The particular ordinance has been considered by this court in two cases,—City of Muskegon v. Zeeryp, 134 Mich. 181; City of Muskegon v. Hanes, 149 Mich. 460, —in the first of which it was held that the charter powers were sufficient to sustain this section of the ordinance and in both that it was violated by acts similar in character to those stated in the complaint in this case. See, also, City of Alma v. Clow, 146 Mich. 443. If these cases are not decisive of the case at bar, it is because the person who is here sought to be charged with a violation of the ordinance is a local, retail merchant, who keeps a store and who also does what the ordinance, in terms, prohibits.

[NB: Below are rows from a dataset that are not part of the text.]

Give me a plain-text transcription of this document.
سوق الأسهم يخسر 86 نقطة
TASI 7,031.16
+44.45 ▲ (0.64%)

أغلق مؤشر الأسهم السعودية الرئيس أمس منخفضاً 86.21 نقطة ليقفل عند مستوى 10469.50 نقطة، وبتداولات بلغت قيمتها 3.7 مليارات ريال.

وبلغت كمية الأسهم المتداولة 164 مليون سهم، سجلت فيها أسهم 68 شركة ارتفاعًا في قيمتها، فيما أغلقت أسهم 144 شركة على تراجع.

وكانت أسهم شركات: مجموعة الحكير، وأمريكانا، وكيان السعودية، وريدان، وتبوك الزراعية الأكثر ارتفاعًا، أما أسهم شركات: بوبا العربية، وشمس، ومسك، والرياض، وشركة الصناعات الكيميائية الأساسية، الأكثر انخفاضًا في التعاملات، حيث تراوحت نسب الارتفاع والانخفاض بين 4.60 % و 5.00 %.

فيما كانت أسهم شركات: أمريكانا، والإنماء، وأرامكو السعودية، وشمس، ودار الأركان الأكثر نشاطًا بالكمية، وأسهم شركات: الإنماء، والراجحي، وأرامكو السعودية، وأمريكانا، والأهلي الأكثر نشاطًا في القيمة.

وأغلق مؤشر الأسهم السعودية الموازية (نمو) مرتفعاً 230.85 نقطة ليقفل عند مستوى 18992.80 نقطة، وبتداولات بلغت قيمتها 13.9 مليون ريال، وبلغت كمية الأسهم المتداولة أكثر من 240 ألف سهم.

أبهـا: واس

If section 6 of the ordinance does not apply to resident storekeepers, it is invalid upon the authority of City of Saginaw v. Saginaw Circuit Judge, 106 Mich. 32; Brooks v. Mangan, 86 Mich. 576. See James v. Sweet, 125 Mich. 132, 137; Chaddock v. Day, 75 Mich. 527 (4 L. R. A. 809). In terms it applies to residents and nonresidents alike, to storekeepers and those not storekeepers. The right of the city to exercise the power with respect to others than resident merchants is not denied. It is not claimed that the fee exacted is unreasonable. The constitutional questions raised by the return to the order to show cause are not argued in the brief. To sustain the order of the court below, we must read into the section the words, or their equivalent in meaning, "except resident merchants who have an established place of business." Aside from rendering the section invalid, such an interpolation of words would be, in my opinion, bald judicial legislation.
The determination of the court below is reversed, with direction to grant the writ of mandamus. No costs are awarded.
Hooker, Moore, Carpenter, and McAlvay, JJ., concurred.